AMD: R7xx Speculation

Shtal · Mar 4, 2008

This is my theory only "Thank you" Based on speculation what specs of RV770.

My believe it will be like ATI R360 to R420 transition in performance.

R360XT
412MHz core
8 pixel pipeline / 4 vertex Shaders / 8TMU's
256bit 365MHzx2 = 730MHz DDR

R420XT
500MHz core
16 pixel pipeline / 6 vertex Shaders / 16TMU's
256bit 500MHzx2 = 1000MHz GDDR3

It should be something similar with RV770, about 40-65% performance increase over RV670.

Twinkie · Mar 4, 2008

Pete said:
http://www.behardware.com/articles/701-14/product-review-the-amd-radeon-hd-3870-x2.html
http://www.computerbase.de/artikel/...e_9600_gt_sli/24/#abschnitt_performancerating

Thanks for the links.

So basically the RV770 could finally offer 8800ultra like performance in terms of single gpu performance? (seeing as the HD3870 is mostly twice as slow). I guess other features could tip the scale in favor of the RV770, but the 8800ultra is already very old.

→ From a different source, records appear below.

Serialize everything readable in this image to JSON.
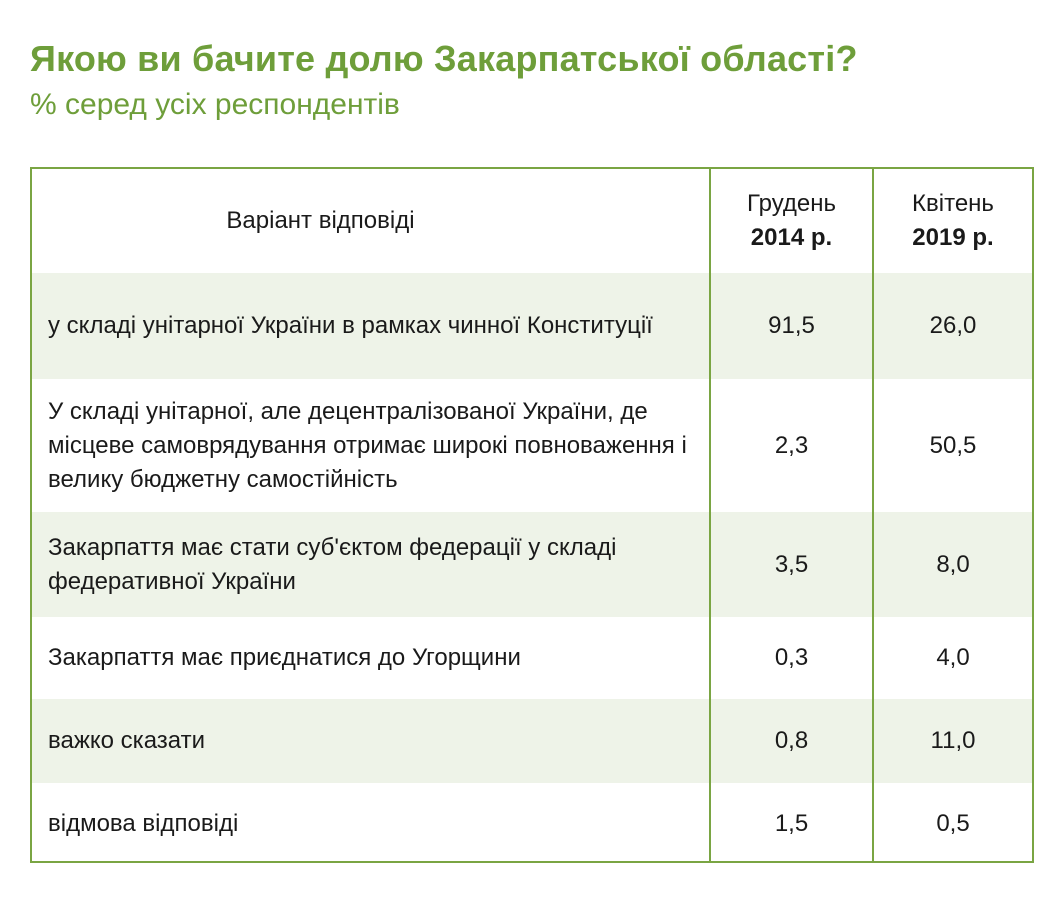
{
  "title": "Якою ви бачите долю Закарпатської області?",
  "subtitle": "% серед усіх респондентів",
  "chart_data": {
    "type": "table",
    "columns": [
      {
        "label": "Варіант відповіді"
      },
      {
        "label_line1": "Грудень",
        "label_line2": "2014 р."
      },
      {
        "label_line1": "Квітень",
        "label_line2": "2019 р."
      }
    ],
    "rows": [
      {
        "label": "у складі унітарної України в рамках чинної Конституції",
        "dec2014": "91,5",
        "apr2019": "26,0"
      },
      {
        "label": "У складі унітарної, але децентралізованої України, де місцеве самоврядування отримає широкі повноваження і велику бюджетну самостійність",
        "dec2014": "2,3",
        "apr2019": "50,5"
      },
      {
        "label": "Закарпаття має стати суб'єктом федерації у складі федеративної України",
        "dec2014": "3,5",
        "apr2019": "8,0"
      },
      {
        "label": "Закарпаття має приєднатися до Угорщини",
        "dec2014": "0,3",
        "apr2019": "4,0"
      },
      {
        "label": "важко сказати",
        "dec2014": "0,8",
        "apr2019": "11,0"
      },
      {
        "label": "відмова відповіді",
        "dec2014": "1,5",
        "apr2019": "0,5"
      }
    ]
  },
  "colors": {
    "accent": "#6e9e3a",
    "border": "#7aa543",
    "row_shade": "#eef3e8"
  }
}
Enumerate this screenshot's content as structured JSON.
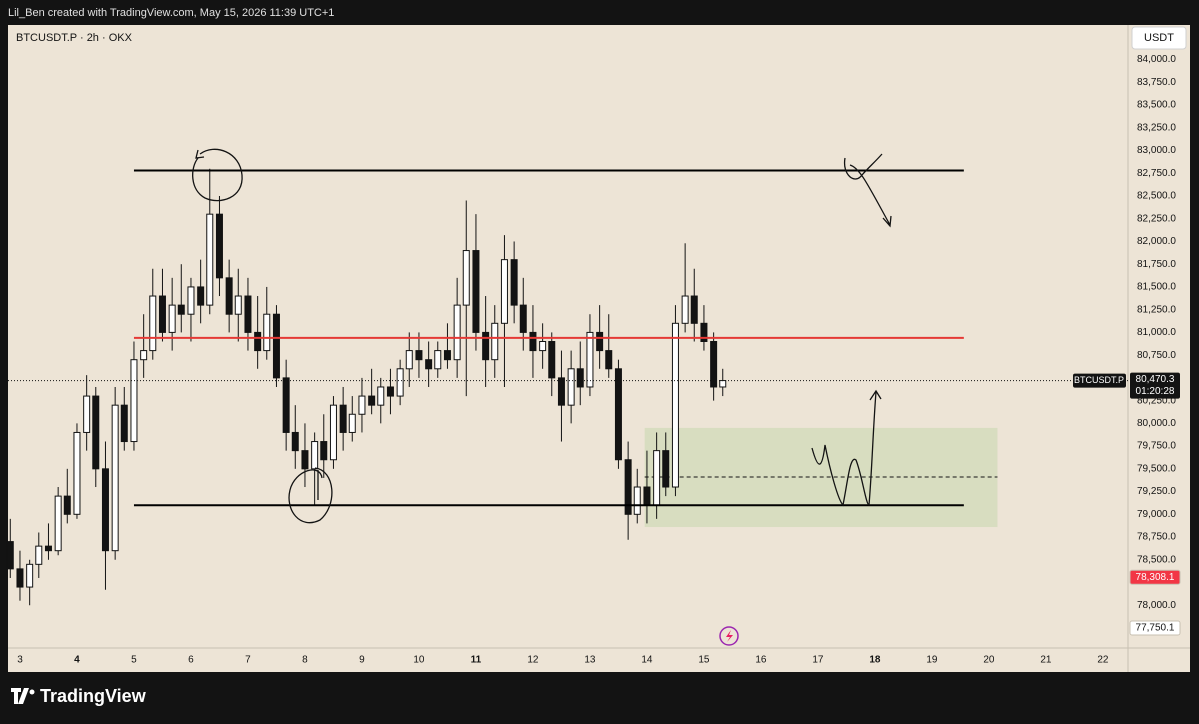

If the GT200 is supposedly a new gen architecture in the sense that almost everything was overhauled, then i can see why nVIDIA doesn't need it til later this year since the 9 series looks like theyll be pretty competitive against the rumored RV770 even if its the same old stuff from 2006.

Kaotik · Mar 4, 2008

Ailuros said:
If the die size truly is around 250mm2, it could suggest something in between 175-190M more transistors. Something tells me that not all unit amounts have been doubled as some of the funky rumours suggest so far. It's enough if throughput is doubled, while not necessarily having in some spots twice as much units and it makes way more sense too. Combined probably with some further algorithmic optimisations and an expectable frequency increase, the result should have more than good chances to distance itself from a 8800Ultra f.e.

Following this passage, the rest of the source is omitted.